As per your request, i am sending you the documents. The merged documents ( a.doc,b.doc,c.doc,d.doc,e.doc). The Expected output document (Expected output.doc) and the output i am getting ( Received Output.doc).

data.zip (109.7 KB)

@smartlayer,

I have added a few checks as per your requirement:

string resultpath = MyDir + @"data\data\Documents to Merge\";
string savefilename = @"mergeDocs\17.8";

DirectoryInfo dirinfo = new DirectoryInfo(resultpath);
FileInfo[] files = dirinfo.GetFiles().OrderBy(p => p.CreationTime).ToArray();
if (files.Count() == 1)
{
    Document pdfdoc = new Document(files[0].FullName);
    pdfdoc.Save(resultpath + savefilename + ".doc");
    pdfdoc.Save(resultpath + savefilename + ".pdf");
}
else
{
    Document docall = new Document(files[0].FullName);
    docall.Save(resultpath + savefilename + ".doc");
    for (int i = 1; i < files.Count(); i++)
    {
        Document docall_final = new Document(resultpath + savefilename + ".doc");
        Document doc_current = new Document(files[i].FullName);

        doc_current.FirstSection.PageSetup.SectionStart = SectionStart.NewPage;
        doc_current.FirstSection.PageSetup.RestartPageNumbering = true;
        doc_current.FirstSection.HeadersFooters.LinkToPrevious(false);                    

        foreach (Section sec in doc_current.Sections)
        {
            foreach (HeaderFooter hf in sec.HeadersFooters)
            {
                if (hf.GetChildNodes(NodeType.Any, true).Count == 1 &&
                    hf.FirstChild.NodeType == NodeType.Paragraph &&
                    hf.ToString(SaveFormat.Text).Trim().Equals(string.Empty))
                {
                    // don't remove HeaderFirst if PageSetup.DifferentFirstPageHeaderFooter is enabled
                    if (hf.HeaderFooterType == HeaderFooterType.HeaderFirst)
                    {
                        if (sec.PageSetup.DifferentFirstPageHeaderFooter == true)
                            continue;
                    }

                    // don't remove all HeaderPrimary
                    if (hf.HeaderFooterType == HeaderFooterType.HeaderPrimary)
                    {
                        continue;
                    }
                        hf.Remove();
                }
            }
        }

        docall_final.AppendDocument(doc_current, ImportFormatMode.KeepDifferentStyles);

        docall_final.Save(resultpath + savefilename + ".doc");
        docall_final.Save(resultpath + savefilename + ".pdf");
    }
}

Additionally, to remove extra vertical spacing caused by Headers/Footers, you may also want to adjust Header distance from Top and Footer distance from Bottom by using PageSetup.HeaderDistance and PageSetup.FooterDistance properties.

Hope, this helps.

Best regards,

Hi @awais.hafeez,

I am still facing lot of issues.

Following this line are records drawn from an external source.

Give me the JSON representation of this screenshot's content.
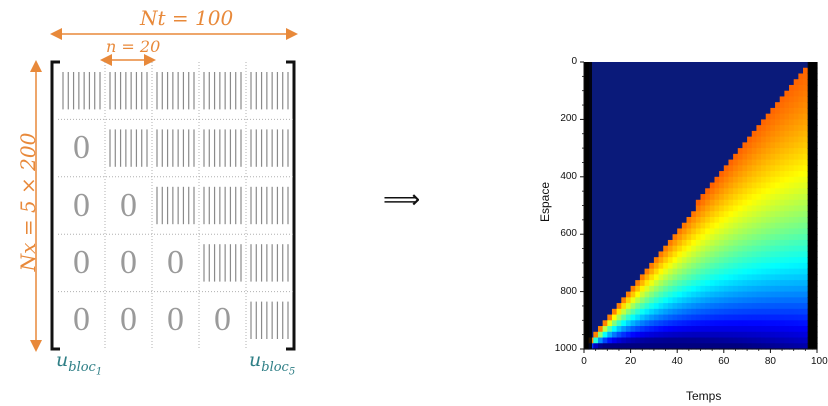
{
  "diagram": {
    "nt_label": "Nt = 100",
    "n_label": "n = 20",
    "nx_label": "Nx = 5 × 200",
    "zero_glyph": "0",
    "u_first": {
      "base": "u",
      "sub": "bloc",
      "subsub": "1"
    },
    "u_last": {
      "base": "u",
      "sub": "bloc",
      "subsub": "5"
    },
    "implies_symbol": "⟹",
    "matrix": {
      "rows": 5,
      "cols": 5,
      "zero_cells": [
        [
          1,
          0
        ],
        [
          2,
          0
        ],
        [
          2,
          1
        ],
        [
          3,
          0
        ],
        [
          3,
          1
        ],
        [
          3,
          2
        ],
        [
          4,
          0
        ],
        [
          4,
          1
        ],
        [
          4,
          2
        ],
        [
          4,
          3
        ]
      ]
    },
    "colors": {
      "accent_orange": "#E8893A",
      "accent_teal": "#2F7F86",
      "bracket": "#111111",
      "hatch": "#8a8a8a",
      "grid_dotted": "#b0b0b0"
    }
  },
  "chart_data": {
    "type": "heatmap",
    "title": "",
    "xlabel": "Temps",
    "ylabel": "Espace",
    "x_ticks": [
      0,
      20,
      40,
      60,
      80,
      100
    ],
    "y_ticks": [
      0,
      200,
      400,
      600,
      800,
      1000
    ],
    "xlim": [
      0,
      100
    ],
    "ylim": [
      1000,
      0
    ],
    "colormap": "jet",
    "background_color": "#0a1a7a"
  }
}
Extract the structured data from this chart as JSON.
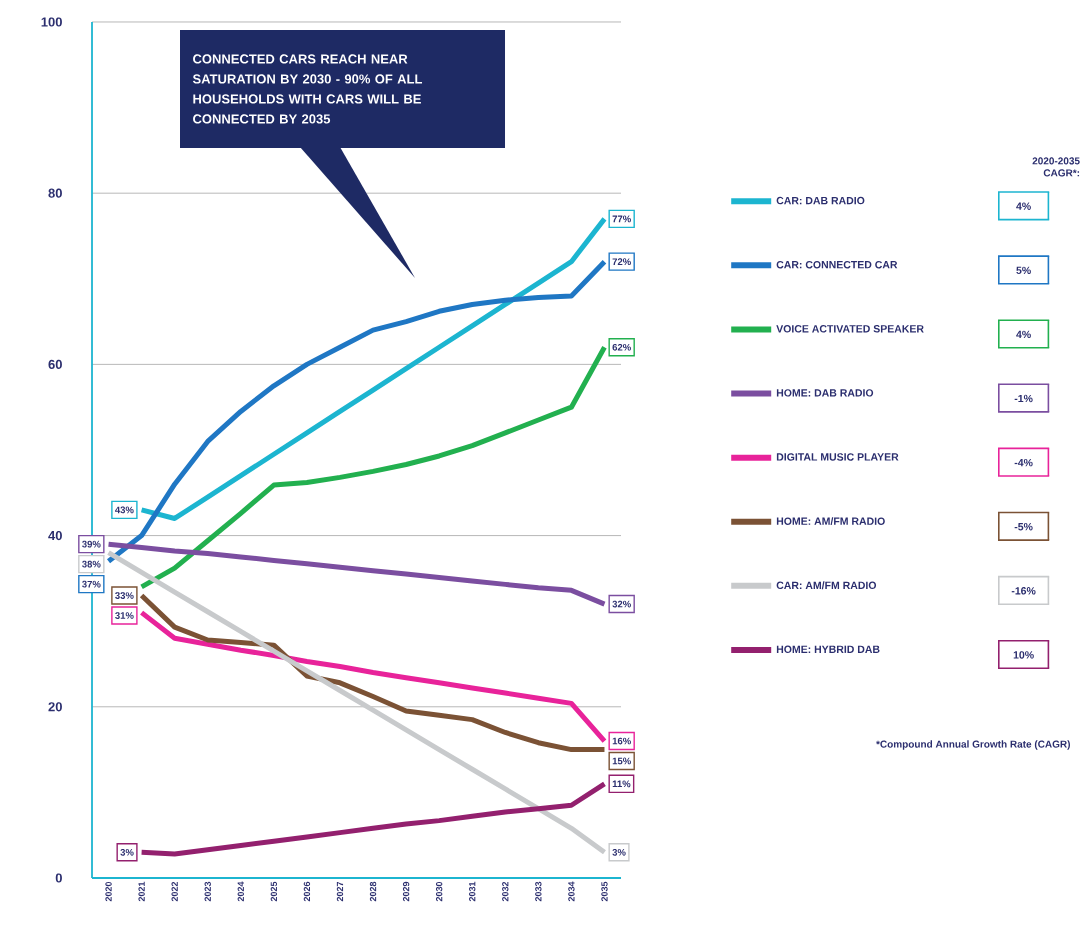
{
  "chart_data": {
    "type": "line",
    "categories": [
      "2020",
      "2021",
      "2022",
      "2023",
      "2024",
      "2025",
      "2026",
      "2027",
      "2028",
      "2029",
      "2030",
      "2031",
      "2032",
      "2033",
      "2034",
      "2035"
    ],
    "ylim": [
      0,
      100
    ],
    "yticks": [
      0,
      20,
      40,
      60,
      80,
      100
    ],
    "grid": "y",
    "legend": "right",
    "marker": "none",
    "line_style": "solid",
    "legend_title": "2020-2035 CAGR*:",
    "series": [
      {
        "name": "CAR: DAB RADIO",
        "color": "#1cb5d0",
        "values": [
          null,
          43,
          42,
          44.5,
          47,
          49.5,
          52,
          54.5,
          57,
          59.5,
          62,
          64.5,
          67,
          69.5,
          72,
          77
        ],
        "value_labels": [
          null,
          "43%",
          null,
          null,
          null,
          null,
          null,
          null,
          null,
          null,
          null,
          null,
          null,
          null,
          null,
          "77%"
        ]
      },
      {
        "name": "CAR: CONNECTED CAR",
        "color": "#1f77c4",
        "values": [
          37,
          40,
          46,
          51,
          54.5,
          57.5,
          60,
          62,
          64,
          65,
          66.2,
          67,
          67.5,
          67.8,
          68,
          72
        ],
        "value_labels": [
          "37%",
          null,
          null,
          null,
          null,
          null,
          null,
          null,
          null,
          null,
          null,
          null,
          null,
          null,
          null,
          "72%"
        ]
      },
      {
        "name": "VOICE ACTIVATED SPEAKER",
        "color": "#22b04f",
        "values": [
          null,
          34,
          36.2,
          39.4,
          42.6,
          45.9,
          46.2,
          46.8,
          47.5,
          48.3,
          49.3,
          50.5,
          52,
          53.5,
          55,
          62
        ],
        "value_labels": [
          null,
          null,
          null,
          null,
          null,
          null,
          null,
          null,
          null,
          null,
          null,
          null,
          null,
          null,
          null,
          "62%"
        ]
      },
      {
        "name": "HOME: DAB RADIO",
        "color": "#7b4ea0",
        "values": [
          39,
          38.6,
          38.2,
          37.9,
          37.5,
          37.1,
          36.7,
          36.3,
          35.9,
          35.5,
          35.1,
          34.7,
          34.3,
          33.9,
          33.6,
          32
        ],
        "value_labels": [
          "39%",
          null,
          null,
          null,
          null,
          null,
          null,
          null,
          null,
          null,
          null,
          null,
          null,
          null,
          null,
          "32%"
        ]
      },
      {
        "name": "DIGITAL MUSIC PLAYER",
        "color": "#e8239a",
        "values": [
          null,
          31,
          28,
          27.3,
          26.6,
          26,
          25.3,
          24.7,
          24,
          23.4,
          22.8,
          22.2,
          21.6,
          21,
          20.4,
          16
        ],
        "value_labels": [
          null,
          "31%",
          null,
          null,
          null,
          null,
          null,
          null,
          null,
          null,
          null,
          null,
          null,
          null,
          null,
          "16%"
        ]
      },
      {
        "name": "HOME: AM/FM RADIO",
        "color": "#7b5235",
        "values": [
          null,
          33,
          29.3,
          27.8,
          27.5,
          27.2,
          23.6,
          22.8,
          21.2,
          19.5,
          19,
          18.5,
          17,
          15.8,
          15,
          15
        ],
        "value_labels": [
          null,
          "33%",
          null,
          null,
          null,
          null,
          null,
          null,
          null,
          null,
          null,
          null,
          null,
          null,
          null,
          "15%"
        ]
      },
      {
        "name": "CAR: AM/FM RADIO",
        "color": "#c8cacc",
        "values": [
          38,
          35.7,
          33.4,
          31.1,
          28.8,
          26.5,
          24.2,
          21.9,
          19.6,
          17.3,
          15,
          12.7,
          10.4,
          8.1,
          5.8,
          3
        ],
        "value_labels": [
          "38%",
          null,
          null,
          null,
          null,
          null,
          null,
          null,
          null,
          null,
          null,
          null,
          null,
          null,
          null,
          "3%"
        ]
      },
      {
        "name": "HOME: HYBRID DAB",
        "color": "#93206e",
        "values": [
          null,
          3,
          2.8,
          3.3,
          3.8,
          4.3,
          4.8,
          5.3,
          5.8,
          6.3,
          6.7,
          7.2,
          7.7,
          8.1,
          8.5,
          11
        ],
        "value_labels": [
          null,
          "3%",
          null,
          null,
          null,
          null,
          null,
          null,
          null,
          null,
          null,
          null,
          null,
          null,
          null,
          "11%"
        ]
      }
    ],
    "annotations": [
      "CONNECTED CARS REACH NEAR SATURATION BY 2030 - 90% OF ALL HOUSEHOLDS WITH CARS WILL BE CONNECTED BY 2035",
      "4%",
      "5%",
      "4%",
      "-1%",
      "-4%",
      "-5%",
      "-16%",
      "10%",
      "*Compound Annual Growth Rate (CAGR)"
    ]
  }
}
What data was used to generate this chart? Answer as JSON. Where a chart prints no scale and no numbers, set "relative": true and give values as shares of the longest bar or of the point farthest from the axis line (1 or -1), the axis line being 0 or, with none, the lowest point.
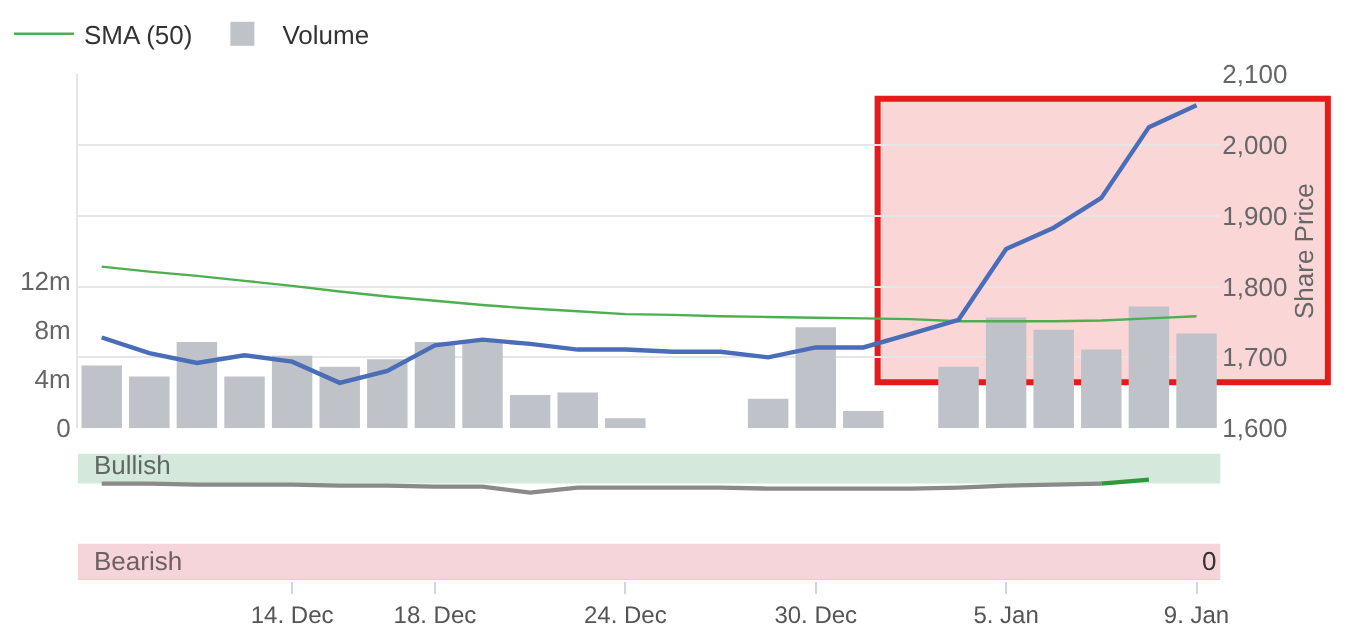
{
  "chart_data": [
    {
      "type": "line",
      "categories": [
        null,
        null,
        null,
        null,
        null,
        null,
        null,
        null,
        null,
        null,
        null,
        null,
        null,
        null,
        null,
        null,
        null,
        null,
        null,
        null,
        null,
        null,
        null,
        null
      ],
      "series": [
        {
          "type": "bar",
          "name": "Volume",
          "color": "#bfc2c8",
          "axis": "y2",
          "values": [
            5.1,
            4.2,
            7.0,
            4.2,
            5.9,
            5.0,
            5.6,
            7.0,
            7.0,
            2.7,
            2.9,
            0.8,
            null,
            null,
            2.4,
            8.2,
            1.4,
            null,
            5.0,
            9.0,
            8.0,
            6.4,
            9.9,
            7.7
          ]
        },
        {
          "type": "line",
          "name": "SMA (50)",
          "color": "#4caf50",
          "values": [
            1828,
            1821,
            1815,
            1808,
            1801,
            1793,
            1786,
            1780,
            1774,
            1769,
            1765,
            1761,
            1760,
            1758,
            1757,
            1756,
            1755,
            1754,
            1751,
            1751,
            1751,
            1752,
            1755,
            1758
          ]
        },
        {
          "type": "line",
          "color": "#4a6db8",
          "values": [
            1728,
            1706,
            1692,
            1703,
            1694,
            1664,
            1681,
            1717,
            1725,
            1719,
            1711,
            1711,
            1708,
            1708,
            1700,
            1714,
            1714,
            1733,
            1753,
            1853,
            1883,
            1925,
            2025,
            2056
          ]
        }
      ],
      "ylim": [
        1600,
        2100
      ],
      "yticks": [
        {
          "value": 1600,
          "label": "1,600"
        },
        {
          "value": 1700,
          "label": "1,700"
        },
        {
          "value": 1800,
          "label": "1,800"
        },
        {
          "value": 1900,
          "label": "1,900"
        },
        {
          "value": 2000,
          "label": "2,000"
        },
        {
          "value": 2100,
          "label": "2,100"
        }
      ],
      "ylabel": "Share Price",
      "y2lim": [
        0,
        28.8
      ],
      "y2ticks": [
        0,
        {
          "value": 4,
          "label": "4m"
        },
        {
          "value": 8,
          "label": "8m"
        },
        {
          "value": 12,
          "label": "12m"
        }
      ],
      "grid": "y",
      "legend": "top left",
      "tick_labels": "y"
    },
    {
      "type": "line",
      "relative": true,
      "categories": [
        null,
        null,
        null,
        null,
        "14. Dec",
        null,
        null,
        "18. Dec",
        null,
        null,
        null,
        "24. Dec",
        null,
        null,
        null,
        "30. Dec",
        null,
        null,
        null,
        "5. Jan",
        null,
        null,
        null,
        "9. Jan"
      ],
      "series": [
        {
          "color": "#8a8a8a",
          "values": [
            0.96,
            0.96,
            0.95,
            0.95,
            0.95,
            0.94,
            0.94,
            0.93,
            0.93,
            0.87,
            0.92,
            0.92,
            0.92,
            0.92,
            0.91,
            0.91,
            0.91,
            0.91,
            0.92,
            0.94,
            0.95,
            0.96,
            null,
            null
          ]
        },
        {
          "color": "#2e9a3e",
          "values": [
            null,
            null,
            null,
            null,
            null,
            null,
            null,
            null,
            null,
            null,
            null,
            null,
            null,
            null,
            null,
            null,
            null,
            null,
            null,
            null,
            null,
            0.96,
            1.0,
            null
          ]
        }
      ],
      "bands": [
        {
          "axis": "y",
          "from": 0.96,
          "to": 1.26,
          "label": "Bullish",
          "color": "#d4e8dc"
        },
        {
          "axis": "y",
          "from": 0,
          "to": 0.36,
          "label": "Bearish",
          "color": "#f5d5da"
        }
      ],
      "annotations": [
        "0"
      ],
      "tick_labels": "x"
    }
  ]
}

Is there any way we get to know that image is present in Header or not?

Thanks

@smartlayer,

Please try using the following code:

Document doc = new Document(MyDir + @"b.doc");

for (int i = 0; i < doc.Sections.Count; i++)
{
    Section sec = doc.Sections[i];
    foreach (HeaderFooter hf in sec.HeadersFooters)
    {
        // find all Shape nodes in headers/footers
        NodeCollection col = hf.GetChildNodes(NodeType.Shape, true);
        if (col.Count > 0)
        {
            Console.WriteLine(hf.HeaderFooterType.ToString() + " of Section " + i + " has " + col.Count.ToString() + " Shape objects");
        }
    }
}

Best regards,